Today, to estimate the thermal function, computational fluid dynamic tools are used as the basis to created compact thermal models, which are then used by tools from Apache Design, Cadence, Mentor Graphics and Synopsys, among others to analyze the heat and to look at the power as a function of the workload, or to look at the thermal performance of that device, subsystem or system.

The fin is in
New devices such as finFETs and FD-SOI devices being released into manufacturing are thermal game changers because the way they are constructed affects the thermal performance, noted Ric Borges, senior product marketing manager at Synopsys.

“We are able to get a lot of interesting and useful information about how the design of the fabrication process will impact the ability of a transistor to dissipate the heat. For example, as we go from planar MOSFETs to finFETs, obviously now the fact that we have fins where the current is flowing (where the heat is generated) the heat is not going to have an easy a path to the substrate where it spreads out or where the heat sink is. It’s not going to have as easy a path as planar FETs so there are effects related to finFETs that are then different from planar.
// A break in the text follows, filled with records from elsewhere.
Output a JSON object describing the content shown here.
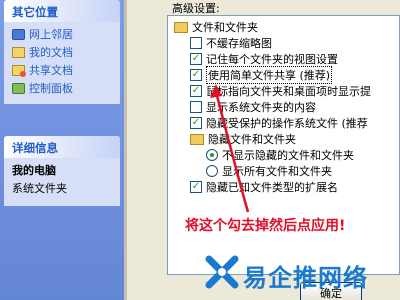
{
  "taskpane": {
    "other_places": {
      "title": "其它位置",
      "items": [
        {
          "label": "网上邻居",
          "icon": "network-icon"
        },
        {
          "label": "我的文档",
          "icon": "my-documents-icon"
        },
        {
          "label": "共享文档",
          "icon": "shared-documents-icon"
        },
        {
          "label": "控制面板",
          "icon": "control-panel-icon"
        }
      ]
    },
    "details": {
      "title": "详细信息",
      "name": "我的电脑",
      "type": "系统文件夹"
    }
  },
  "dialog": {
    "group_label": "高级设置:",
    "rows": [
      {
        "kind": "folder",
        "text": "文件和文件夹"
      },
      {
        "kind": "checkbox",
        "checked": false,
        "text": "不缓存缩略图"
      },
      {
        "kind": "checkbox",
        "checked": true,
        "text": "记住每个文件夹的视图设置"
      },
      {
        "kind": "checkbox",
        "checked": true,
        "text": "使用简单文件共享 (推荐)",
        "selected": true
      },
      {
        "kind": "checkbox",
        "checked": true,
        "text": "鼠标指向文件夹和桌面项时显示提"
      },
      {
        "kind": "checkbox",
        "checked": false,
        "text": "显示系统文件夹的内容"
      },
      {
        "kind": "checkbox",
        "checked": true,
        "text": "隐藏受保护的操作系统文件 (推荐"
      },
      {
        "kind": "folder",
        "text": "隐藏文件和文件夹"
      },
      {
        "kind": "radio",
        "checked": true,
        "text": "不显示隐藏的文件和文件夹"
      },
      {
        "kind": "radio",
        "checked": false,
        "text": "显示所有文件和文件夹"
      },
      {
        "kind": "checkbox",
        "checked": true,
        "text": "隐藏已知文件类型的扩展名"
      }
    ],
    "ok_label": "确定"
  },
  "annotation": {
    "text": "将这个勾去掉然后点应用!",
    "color": "#e0102a"
  },
  "watermark": {
    "text": "易企推网络",
    "color": "#1a7ad1"
  }
}
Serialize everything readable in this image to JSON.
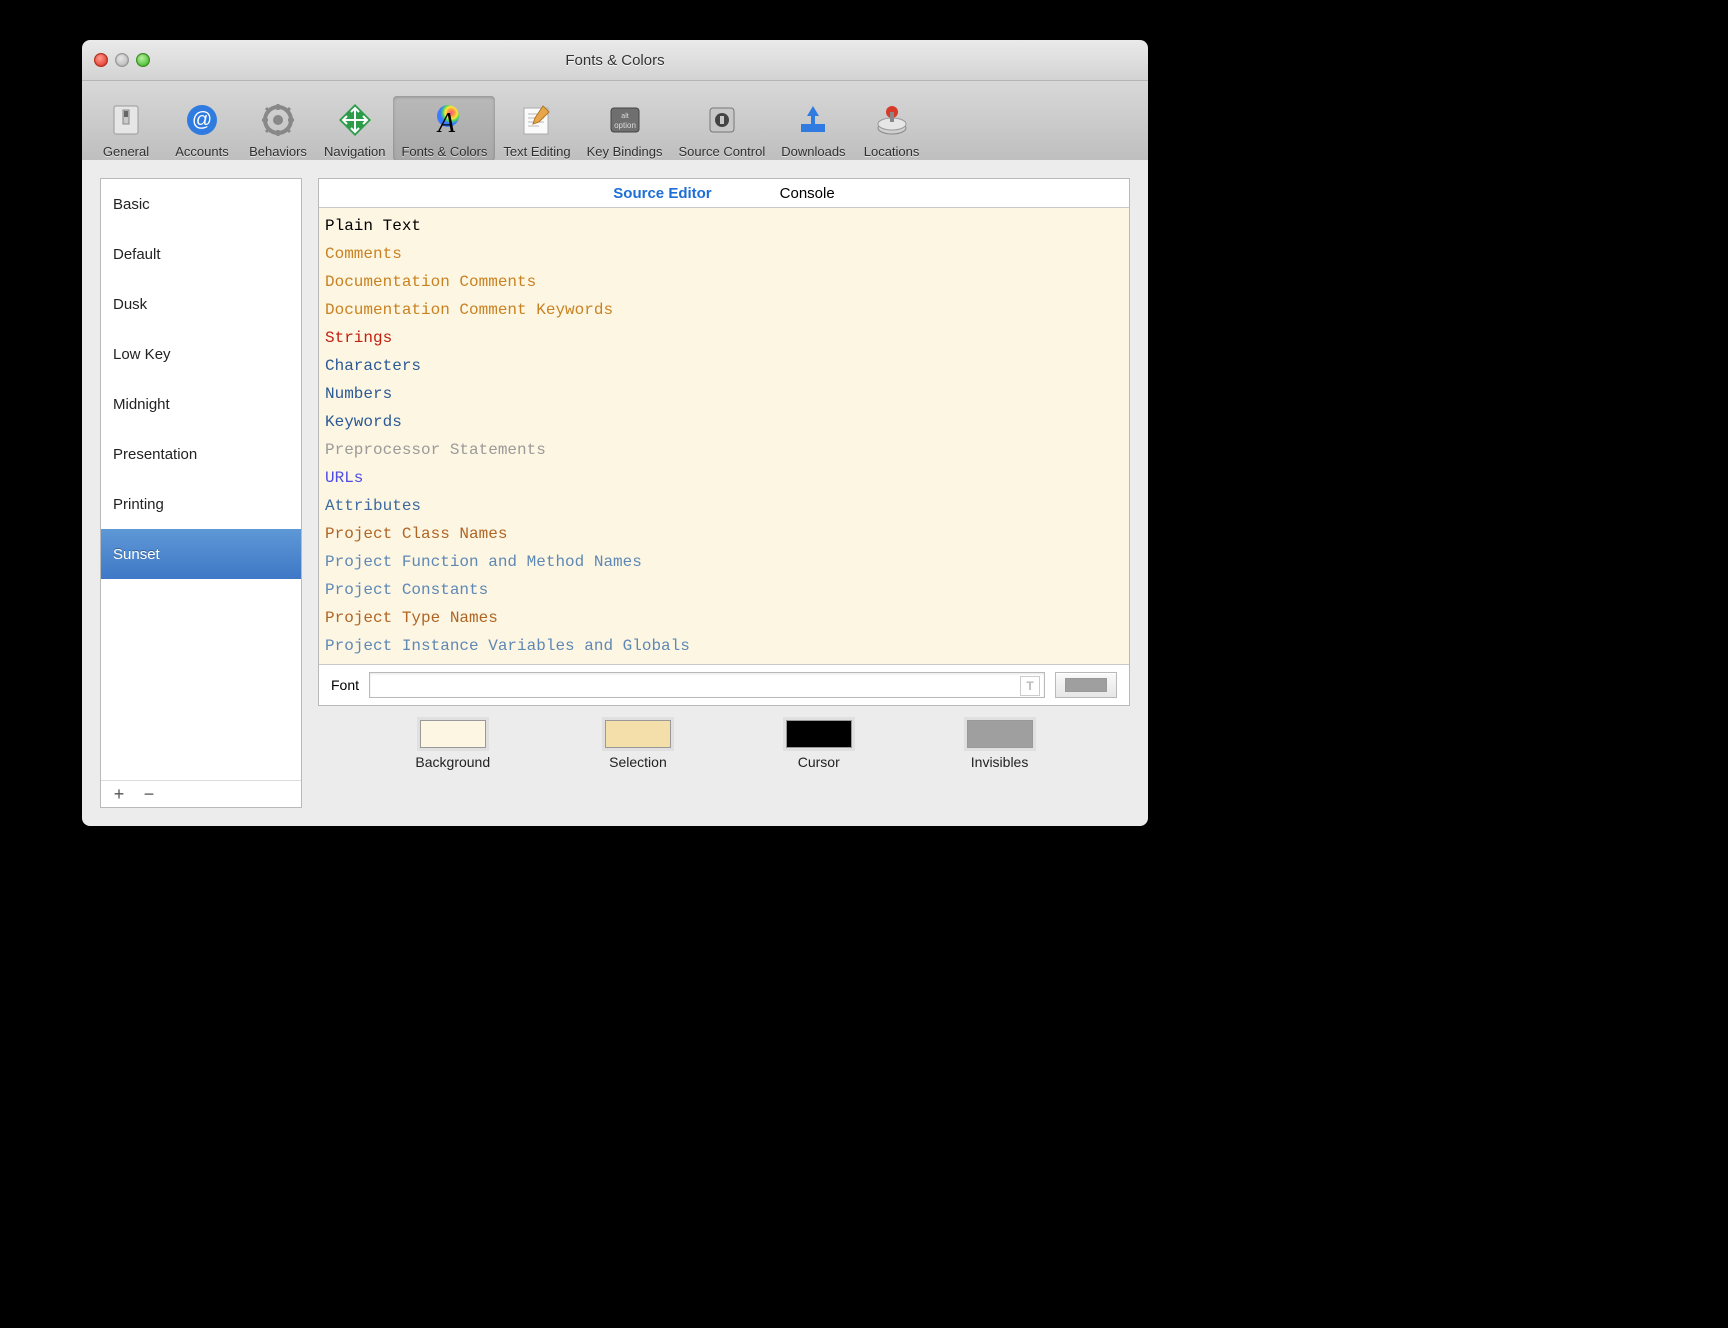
{
  "window_title": "Fonts & Colors",
  "toolbar": [
    {
      "label": "General"
    },
    {
      "label": "Accounts"
    },
    {
      "label": "Behaviors"
    },
    {
      "label": "Navigation"
    },
    {
      "label": "Fonts & Colors",
      "selected": true
    },
    {
      "label": "Text Editing"
    },
    {
      "label": "Key Bindings"
    },
    {
      "label": "Source Control"
    },
    {
      "label": "Downloads"
    },
    {
      "label": "Locations"
    }
  ],
  "themes": [
    {
      "name": "Basic"
    },
    {
      "name": "Default"
    },
    {
      "name": "Dusk"
    },
    {
      "name": "Low Key"
    },
    {
      "name": "Midnight"
    },
    {
      "name": "Presentation"
    },
    {
      "name": "Printing"
    },
    {
      "name": "Sunset",
      "selected": true
    }
  ],
  "tabs": {
    "source_editor": "Source Editor",
    "console": "Console"
  },
  "categories": [
    {
      "name": "Plain Text",
      "color": "#000000"
    },
    {
      "name": "Comments",
      "color": "#c98222"
    },
    {
      "name": "Documentation Comments",
      "color": "#c98222"
    },
    {
      "name": "Documentation Comment Keywords",
      "color": "#c98222"
    },
    {
      "name": "Strings",
      "color": "#c02010"
    },
    {
      "name": "Characters",
      "color": "#2a5a95"
    },
    {
      "name": "Numbers",
      "color": "#2a5a95"
    },
    {
      "name": "Keywords",
      "color": "#2a5a95"
    },
    {
      "name": "Preprocessor Statements",
      "color": "#9a9a9a"
    },
    {
      "name": "URLs",
      "color": "#4d4de5"
    },
    {
      "name": "Attributes",
      "color": "#3a6aa0"
    },
    {
      "name": "Project Class Names",
      "color": "#b06524"
    },
    {
      "name": "Project Function and Method Names",
      "color": "#5e88b5"
    },
    {
      "name": "Project Constants",
      "color": "#5e88b5"
    },
    {
      "name": "Project Type Names",
      "color": "#b06524"
    },
    {
      "name": "Project Instance Variables and Globals",
      "color": "#5e88b5"
    }
  ],
  "font_label": "Font",
  "font_value": "",
  "swatches": {
    "background": {
      "label": "Background",
      "color": "#fdf6e3"
    },
    "selection": {
      "label": "Selection",
      "color": "#f4dea9"
    },
    "cursor": {
      "label": "Cursor",
      "color": "#000000"
    },
    "invisibles": {
      "label": "Invisibles",
      "color": "#9f9f9f"
    }
  },
  "font_well_color": "#9f9f9f"
}
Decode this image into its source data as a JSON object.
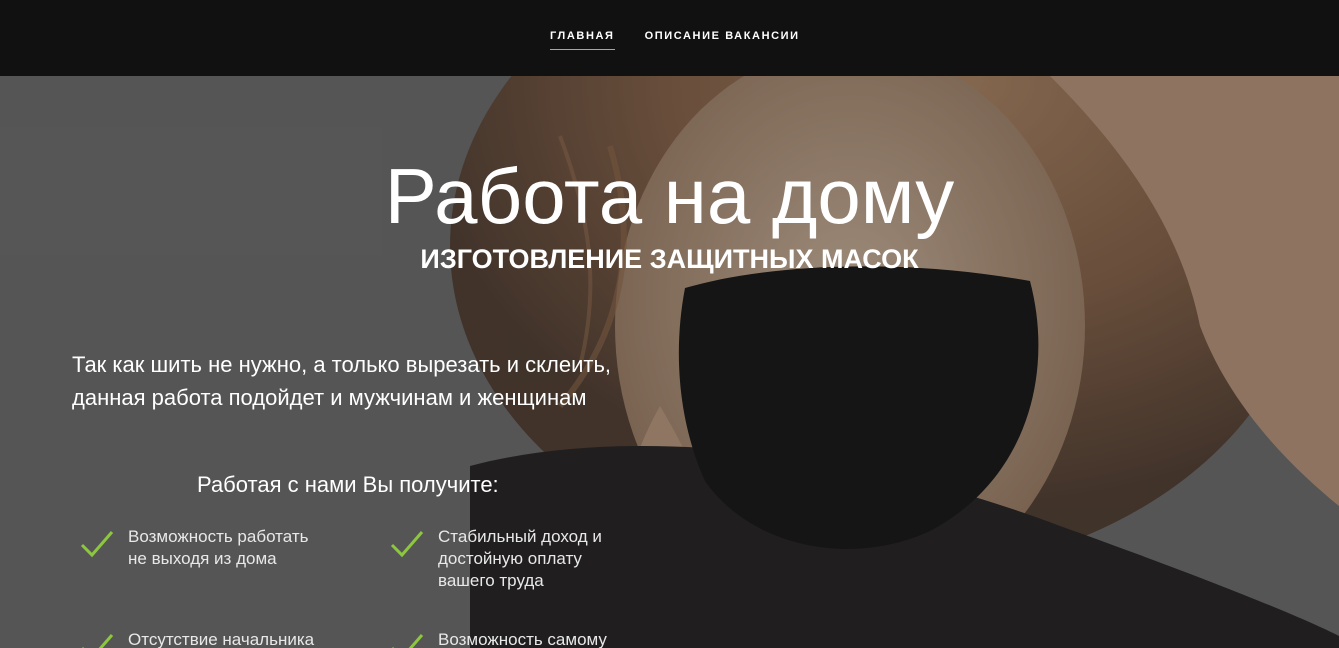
{
  "nav": {
    "items": [
      {
        "label": "ГЛАВНАЯ",
        "active": true
      },
      {
        "label": "ОПИСАНИЕ ВАКАНСИИ",
        "active": false
      }
    ]
  },
  "hero": {
    "title": "Работа на дому",
    "subtitle": "ИЗГОТОВЛЕНИЕ ЗАЩИТНЫХ МАСОК",
    "intro": "Так как шить не нужно, а только вырезать и склеить, данная работа подойдет и мужчинам и женщинам",
    "benefits_title": "Работая с нами Вы получите:",
    "benefits": [
      {
        "text": "Возможность работать не выходя из дома"
      },
      {
        "text": "Стабильный доход и достойную оплату вашего труда"
      },
      {
        "text": "Отсутствие начальника"
      },
      {
        "text": "Возможность самому"
      }
    ]
  },
  "colors": {
    "accent": "#8dc63f",
    "navbar": "#111111"
  },
  "icons": {
    "check": "check-icon"
  }
}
We can do a lot of modeling and a lot of it has already been done to try to understand that,” he explained.

There is also the material effect. “When we talk about having SOI devices, the silicon dioxide is not as good a thermal conductor as silicon,” Borges said, “so if you have the device structure where the heat is generated sitting on top of oxide, then that device is going to have more self-heating than an equivalent device that doesn’t have that oxide there.

A limiting factor
Managing thermal effects in leading edge designs is a very big deal given that thermals are a limiting factor in performance and functionality.

“The trick in all this modern design for thermal is to deliver as much performance and functionality as you can while still satisfying the quality of service,” Matter concluded. “You need to model the complex system behavior in relatively real time and you need to be able to do the architectural exploration of your thermal management and power management policies up front. It’s no longer good enough just to implement very, very good power management. It’s no longer sufficient just to do a really good job to optimize battery life or reduce energy. You also want to be able to ride right up against that thermal limit or near that thermal limit without any noticeable degradation of performance.”